De novo peptide sequencing is a powerful approach for molecular discovery that deciphers peptides directly from tandem mass spectrometry (MS/MS) data. Casanovo is a state-of-the-art AI tool that treats de novo sequencing like a language translation problem—converting sequences of peaks in an MS/MS spectrum into amino acid sequences, just like translating one language into another. Powered by a transformer deep neural network, Casanovo has already revolutionized peptide sequencing, but its inference speed remains a bottleneck.

In this project, we aim to optimize Casanovo to enable real-time sequencing of spectra as they are produced on the mass spectrometer at a rate of approximately 20–100 Hz. In this setting, we need to achieve both high throughput and low latency.

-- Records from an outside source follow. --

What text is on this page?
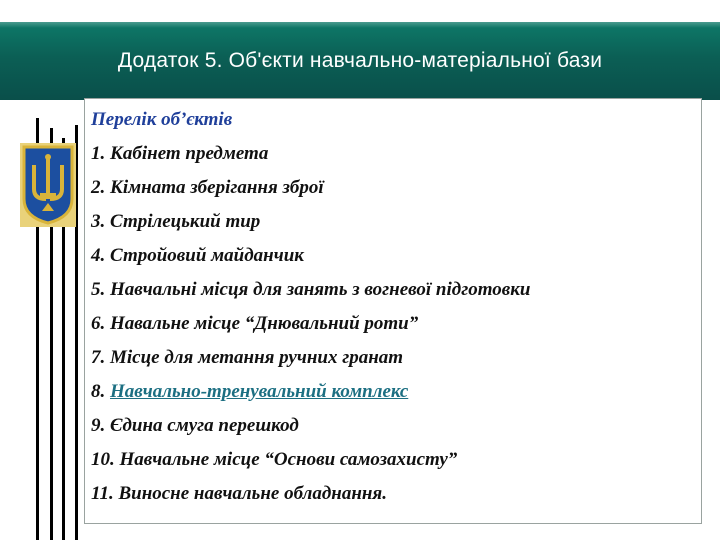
Додаток 5. Об'єкти навчально-матеріальної бази
Перелік об’єктів
1. Кабінет предмета
2. Кімната зберігання зброї
3. Стрілецький тир
4. Стройовий майданчик
5. Навчальні місця для занять з вогневої підготовки
6. Навальне місце “Днювальний роти”
7. Місце для метання ручних гранат
8. Навчально-тренувальний комплекс
9. Єдина смуга перешкод
10. Навчальне місце “Основи самозахисту”
11. Виносне навчальне обладнання.
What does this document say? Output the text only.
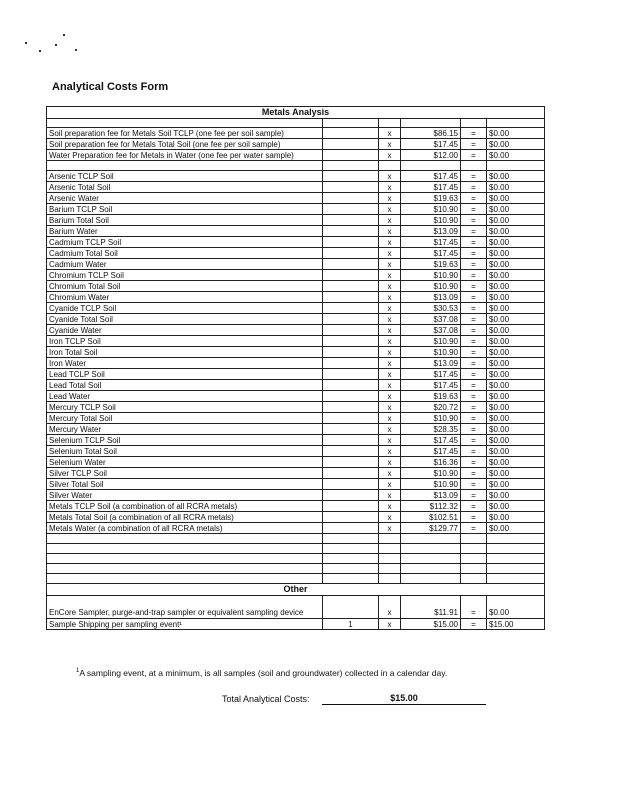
Analytical Costs Form
Metals Analysis					

Soil preparation fee for Metals Soil TCLP (one fee per soil sample)		x	$86.15	=	$0.00
Soil preparation fee for Metals Total Soil (one fee per soil sample)		x	$17.45	=	$0.00
Water Preparation fee for Metals in Water (one fee per water sample)		x	$12.00	=	$0.00

Arsenic TCLP Soil		x	$17.45	=	$0.00
Arsenic Total Soil		x	$17.45	=	$0.00
Arsenic Water		x	$19.63	=	$0.00
Barium TCLP Soil		x	$10.90	=	$0.00
Barium Total Soil		x	$10.90	=	$0.00
Barium Water		x	$13.09	=	$0.00
Cadmium TCLP Soil		x	$17.45	=	$0.00
Cadmium Total Soil		x	$17.45	=	$0.00
Cadmium Water		x	$19.63	=	$0.00
Chromium TCLP Soil		x	$10.90	=	$0.00
Chromium Total Soil		x	$10.90	=	$0.00
Chromium Water		x	$13.09	=	$0.00
Cyanide TCLP Soil		x	$30.53	=	$0.00
Cyanide Total Soil		x	$37.08	=	$0.00
Cyanide Water		x	$37.08	=	$0.00
Iron TCLP Soil		x	$10.90	=	$0.00
Iron Total Soil		x	$10.90	=	$0.00
Iron Water		x	$13.09	=	$0.00
Lead TCLP Soil		x	$17.45	=	$0.00
Lead Total Soil		x	$17.45	=	$0.00
Lead Water		x	$19.63	=	$0.00
Mercury TCLP Soil		x	$20.72	=	$0.00
Mercury Total Soil		x	$10.90	=	$0.00
Mercury Water		x	$28.35	=	$0.00
Selenium TCLP Soil		x	$17.45	=	$0.00
Selenium Total Soil		x	$17.45	=	$0.00
Selenium Water		x	$16.36	=	$0.00
Silver TCLP Soil		x	$10.90	=	$0.00
Silver Total Soil		x	$10.90	=	$0.00
Silver Water		x	$13.09	=	$0.00
Metals TCLP Soil (a combination of all RCRA metals)		x	$112.32	=	$0.00
Metals Total Soil (a combination of all RCRA metals)		x	$102.51	=	$0.00
Metals Water (a combination of all RCRA metals)		x	$129.77	=	$0.00

Other					
EnCore Sampler, purge-and-trap sampler or equivalent sampling device		x	$11.91	=	$0.00
Sample Shipping per sampling event¹	1	x	$15.00	=	$15.00
$^1$A sampling event, at a minimum, is all samples (soil and groundwater) collected in a calendar day.
Total Analytical Costs:	$15.00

A version of Casanovo capable of real-time sequencing will enable the mass spectrometer to make decisions in real time about which types of peptide dissociation techniques to employ or whether to subject a given collection of ions to additional rounds of fragmentation. In so doing, we can use real-time Casanovo to unlock new biological insights at an unprecedented scale. Whether it’s identifying unknown proteins, uncovering disease biomarkers, or advancing drug discovery, your contributions will have a real-world impact on science and healthcare. If you love machine learning, performance optimization, and AI-driven discovery, then this project is your chance to make a difference in computational biology.

Project Goals:
This project aims to produce the world’s first real-time de novo sequencer, enabling researchers to make new discoveries and push the boundaries of proteomics research. You will:

Profile performance bottlenecks in Casanovo’s new, non-autoregressive inference pipeline to pinpoint slowdowns.
Optimize key computations to improve runtime efficiency and minimize latency.
Experiment with model distillation techniques to produce a lightweight version of the Casanovo model.